Ameliyatların başarı oranlarına da değinen Hacıibrahimoğlu, koltuk altında başarı oranının yüzde 99, ellerde yüzde 95, ayaklarda ise yüzde 60 olduğunu belirtti.

Hacıibrahimoğlu, terleme sonucunda vücutta ortaya çıkan kötü kokunun, baharatlı yiyeceklerden ve insanların kişisel temizliğine özen göstermemesinden kaynaklandığına vurgu yaparak, aşırı kilolu olanların daha çok terlediği şeklindeki algının da yanlış olduğunu söyledi.

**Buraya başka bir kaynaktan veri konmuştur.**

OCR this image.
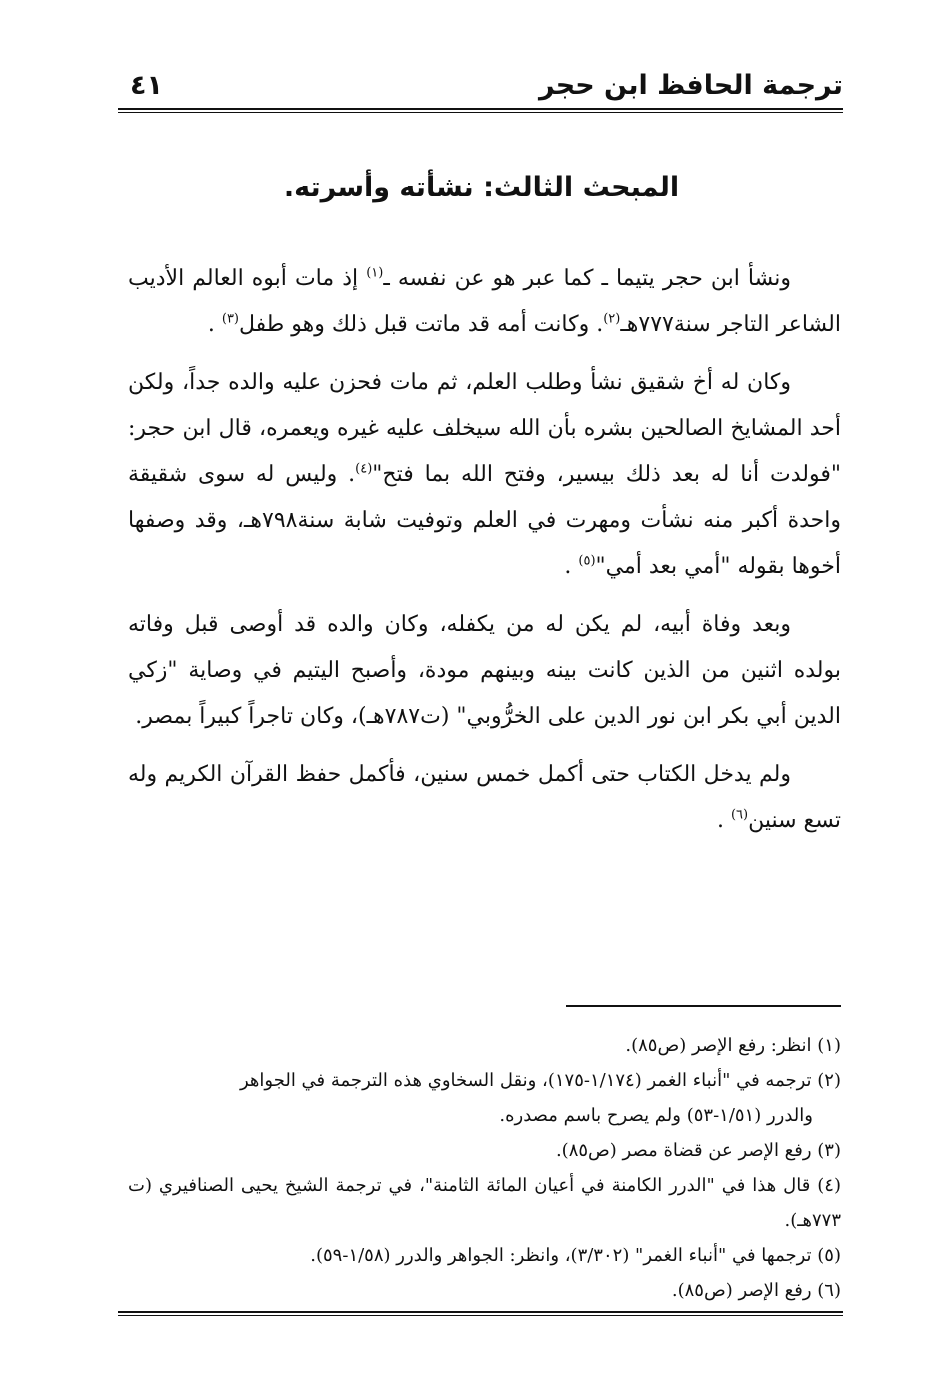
ترجمة الحافظ ابن حجر
٤١
المبحث الثالث: نشأته وأسرته.

ونشأ ابن حجر يتيما ـ كما عبر هو عن نفسه ـ$^{(١)}$ إذ مات أبوه العالم الأديب الشاعر التاجر سنة٧٧٧هـ$^{(٢)}$. وكانت أمه قد ماتت قبل ذلك وهو طفل$^{(٣)}$ .

وكان له أخ شقيق نشأ وطلب العلم، ثم مات فحزن عليه والده جداً، ولكن أحد المشايخ الصالحين بشره بأن الله سيخلف عليه غيره ويعمره، قال ابن حجر: "فولدت أنا له بعد ذلك بيسير، وفتح الله بما فتح"$^{(٤)}$. وليس له سوى شقيقة واحدة أكبر منه نشأت ومهرت في العلم وتوفيت شابة سنة٧٩٨هـ، وقد وصفها أخوها بقوله "أمي بعد أمي"$^{(٥)}$ .

وبعد وفاة أبيه، لم يكن له من يكفله، وكان والده قد أوصى قبل وفاته بولده اثنين من الذين كانت بينه وبينهم مودة، وأصبح اليتيم في وصاية "زكي الدين أبي بكر ابن نور الدين على الخرُّوبي" (ت٧٨٧هـ)، وكان تاجراً كبيراً بمصر.

ولم يدخل الكتاب حتى أكمل خمس سنين، فأكمل حفظ القرآن الكريم وله تسع سنين$^{(٦)}$ .

(١) انظر: رفع الإصر (ص٨٥).
(٢) ترجمه في "أنباء الغمر (١/١٧٤-١٧٥)، ونقل السخاوي هذه الترجمة في الجواهر
والدرر (١/٥١-٥٣) ولم يصرح باسم مصدره.
(٣) رفع الإصر عن قضاة مصر (ص٨٥).
(٤) قال هذا في "الدرر الكامنة في أعيان المائة الثامنة"، في ترجمة الشيخ يحيى الصنافيري (ت ٧٧٣هـ).
(٥) ترجمها في "أنباء الغمر" (٣/٣٠٢)، وانظر: الجواهر والدرر (١/٥٨-٥٩).
(٦) رفع الإصر (ص٨٥).
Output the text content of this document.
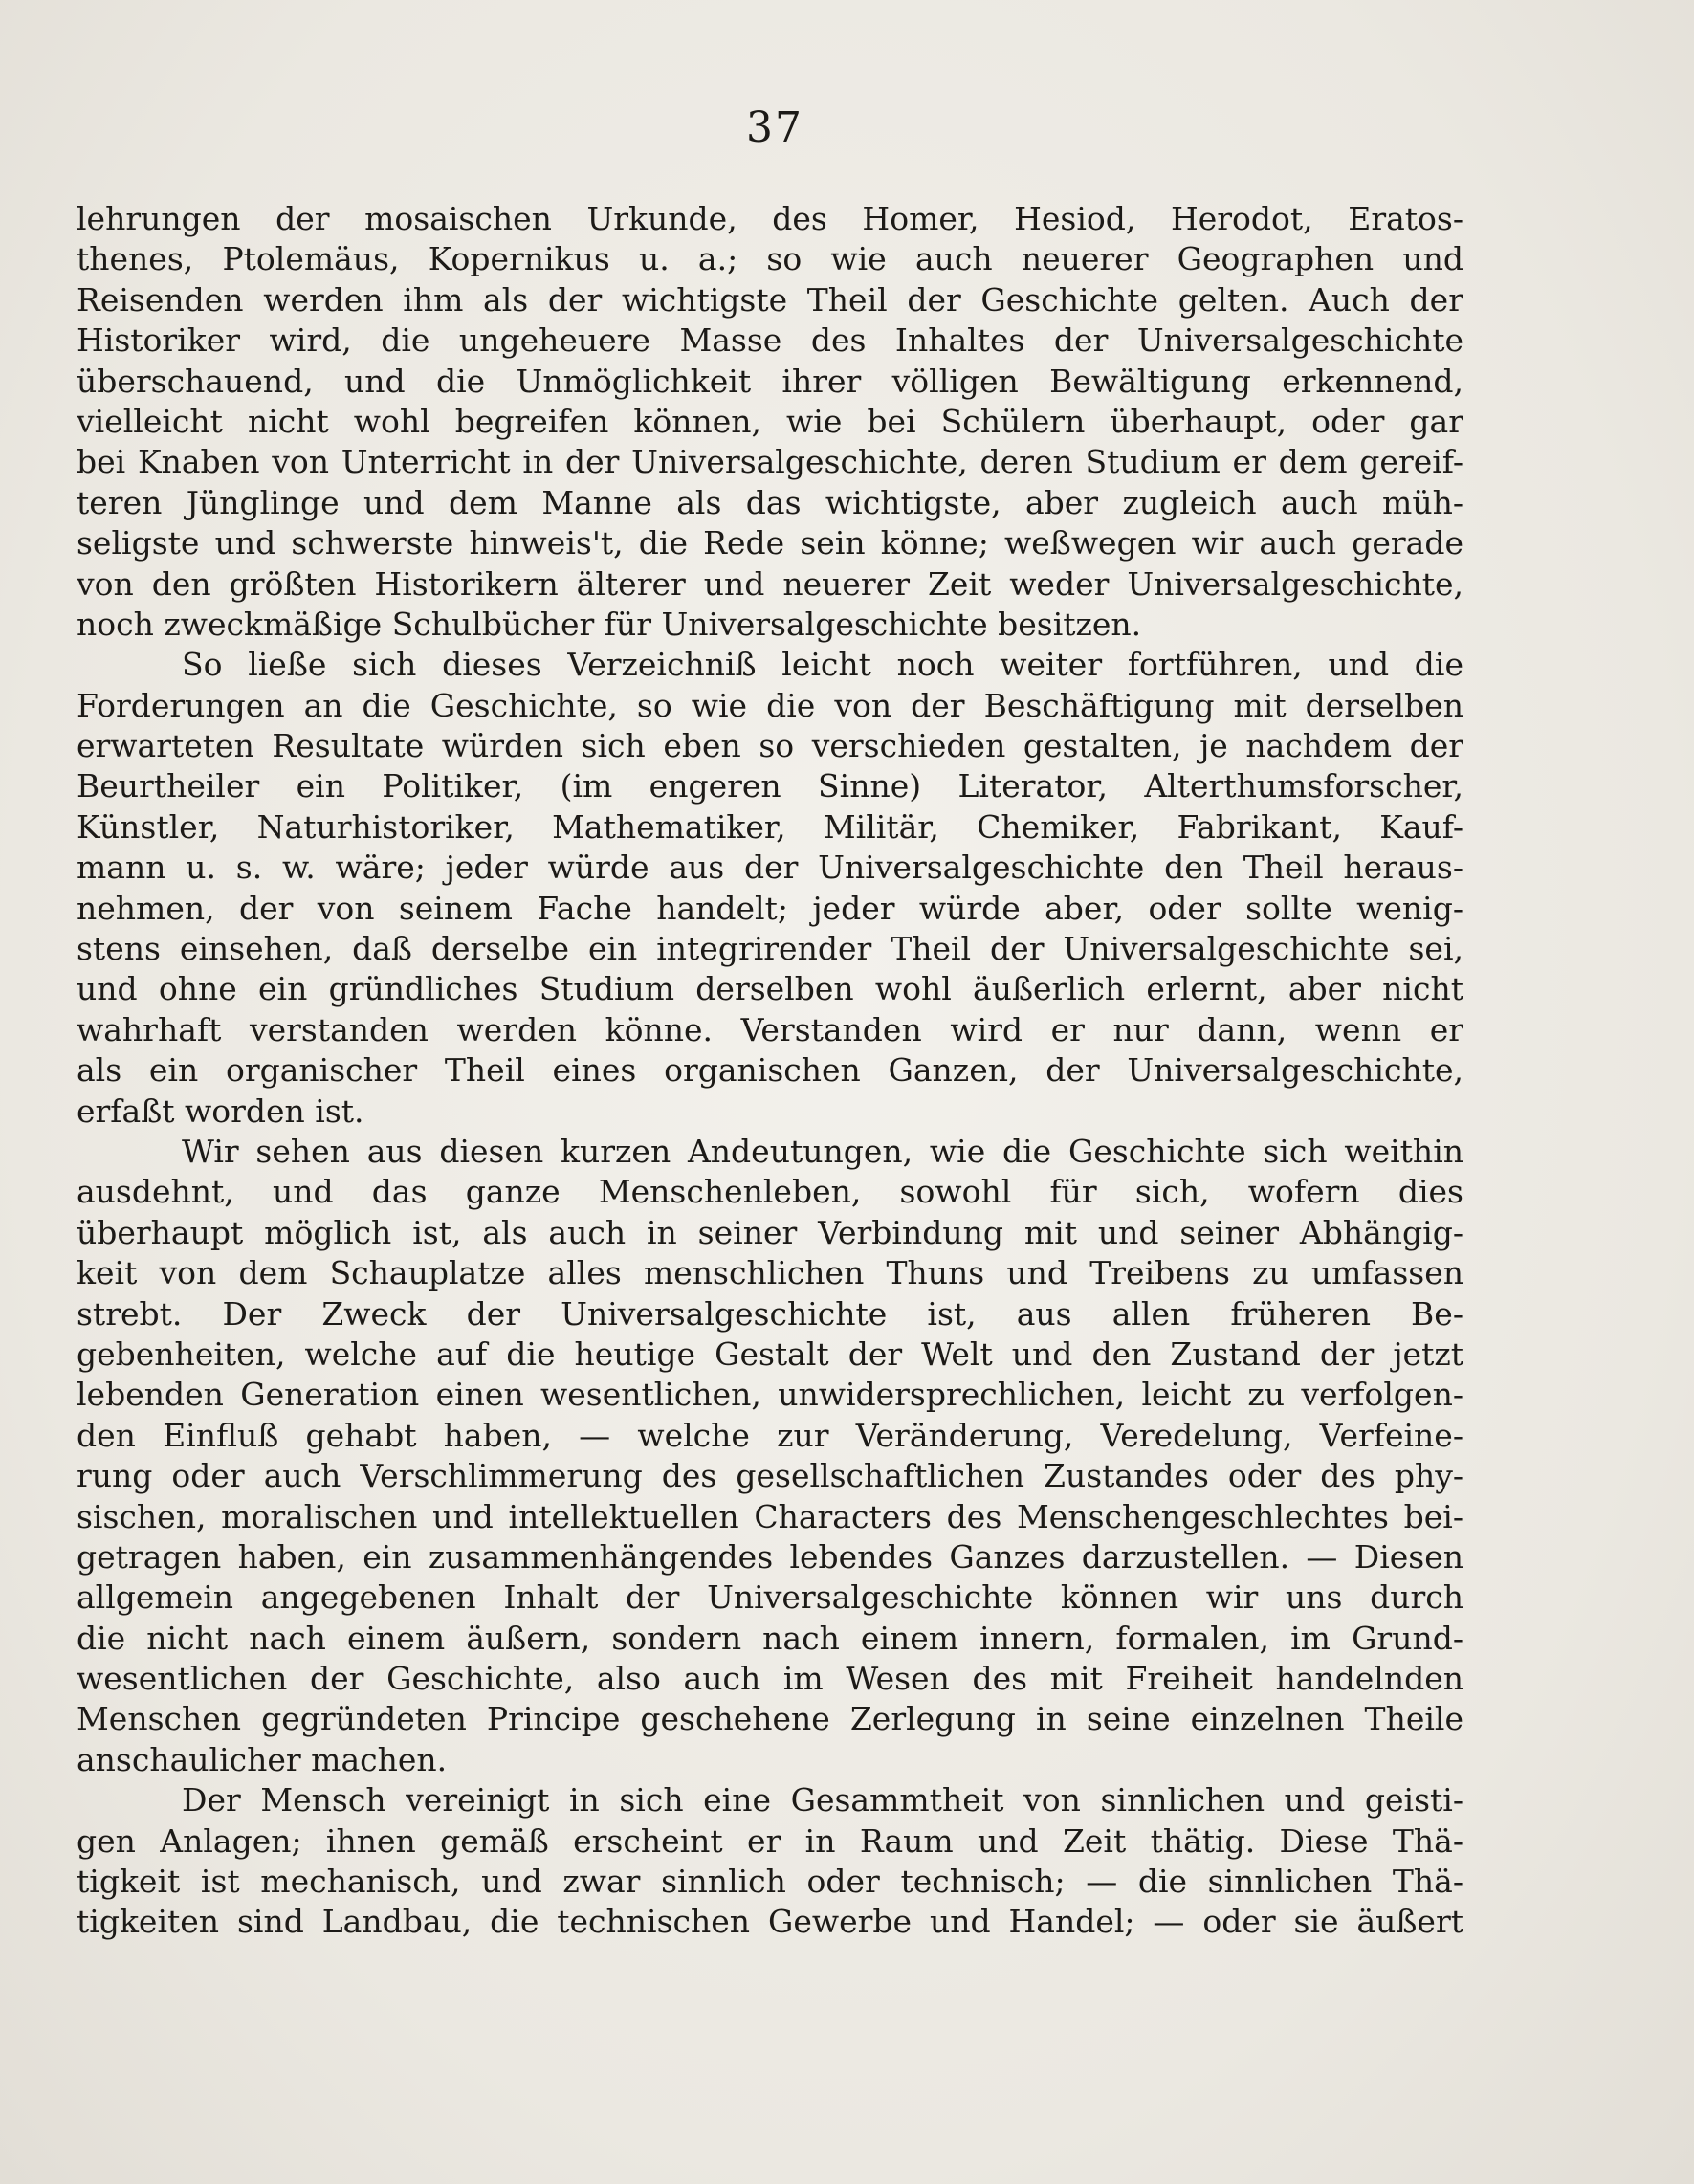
37
lehrungen der mosaischen Urkunde, des Homer, Hesiod, Herodot, Eratos-
thenes, Ptolemäus, Kopernikus u. a.; so wie auch neuerer Geographen und
Reisenden werden ihm als der wichtigste Theil der Geschichte gelten. Auch der
Historiker wird, die ungeheuere Masse des Inhaltes der Universalgeschichte
überschauend, und die Unmöglichkeit ihrer völligen Bewältigung erkennend,
vielleicht nicht wohl begreifen können, wie bei Schülern überhaupt, oder gar
bei Knaben von Unterricht in der Universalgeschichte, deren Studium er dem gereif-
teren Jünglinge und dem Manne als das wichtigste, aber zugleich auch müh-
seligste und schwerste hinweis't, die Rede sein könne; weßwegen wir auch gerade
von den größten Historikern älterer und neuerer Zeit weder Universalgeschichte,
noch zweckmäßige Schulbücher für Universalgeschichte besitzen.
So ließe sich dieses Verzeichniß leicht noch weiter fortführen, und die
Forderungen an die Geschichte, so wie die von der Beschäftigung mit derselben
erwarteten Resultate würden sich eben so verschieden gestalten, je nachdem der
Beurtheiler ein Politiker, (im engeren Sinne) Literator, Alterthumsforscher,
Künstler, Naturhistoriker, Mathematiker, Militär, Chemiker, Fabrikant, Kauf-
mann u. s. w. wäre; jeder würde aus der Universalgeschichte den Theil heraus-
nehmen, der von seinem Fache handelt; jeder würde aber, oder sollte wenig-
stens einsehen, daß derselbe ein integrirender Theil der Universalgeschichte sei,
und ohne ein gründliches Studium derselben wohl äußerlich erlernt, aber nicht
wahrhaft verstanden werden könne. Verstanden wird er nur dann, wenn er
als ein organischer Theil eines organischen Ganzen, der Universalgeschichte,
erfaßt worden ist.
Wir sehen aus diesen kurzen Andeutungen, wie die Geschichte sich weithin
ausdehnt, und das ganze Menschenleben, sowohl für sich, wofern dies
überhaupt möglich ist, als auch in seiner Verbindung mit und seiner Abhängig-
keit von dem Schauplatze alles menschlichen Thuns und Treibens zu umfassen
strebt. Der Zweck der Universalgeschichte ist, aus allen früheren Be-
gebenheiten, welche auf die heutige Gestalt der Welt und den Zustand der jetzt
lebenden Generation einen wesentlichen, unwidersprechlichen, leicht zu verfolgen-
den Einfluß gehabt haben, — welche zur Veränderung, Veredelung, Verfeine-
rung oder auch Verschlimmerung des gesellschaftlichen Zustandes oder des phy-
sischen, moralischen und intellektuellen Characters des Menschengeschlechtes bei-
getragen haben, ein zusammenhängendes lebendes Ganzes darzustellen. — Diesen
allgemein angegebenen Inhalt der Universalgeschichte können wir uns durch
die nicht nach einem äußern, sondern nach einem innern, formalen, im Grund-
wesentlichen der Geschichte, also auch im Wesen des mit Freiheit handelnden
Menschen gegründeten Principe geschehene Zerlegung in seine einzelnen Theile
anschaulicher machen.
Der Mensch vereinigt in sich eine Gesammtheit von sinnlichen und geisti-
gen Anlagen; ihnen gemäß erscheint er in Raum und Zeit thätig. Diese Thä-
tigkeit ist mechanisch, und zwar sinnlich oder technisch; — die sinnlichen Thä-
tigkeiten sind Landbau, die technischen Gewerbe und Handel; — oder sie äußert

Terleme ameliyatlarında yaş sınırı olmadığını, yine de ergenliğin geçmesini beklediklerini dile getiren Hacıibrahimoğlu, "Şeker, tansiyon, kalp gibi kronik hastalığı olanlarda ise önce terlemenin bu rahatsızlıktan kaynaklanıp kaynaklanmadığını tespit ediyoruz. Terleme bu hastalıklardan kaynaklanmıyorsa ameliyat ediyoruz" dedi.

Hacıibrahimoğlu, ameliyat olmadan aşırı terleme sorunun çözülemeyeceğine dikkati çekerek, reklamları yapılan kozmetik ürünlerin soruna çare olmadığını ifade etti.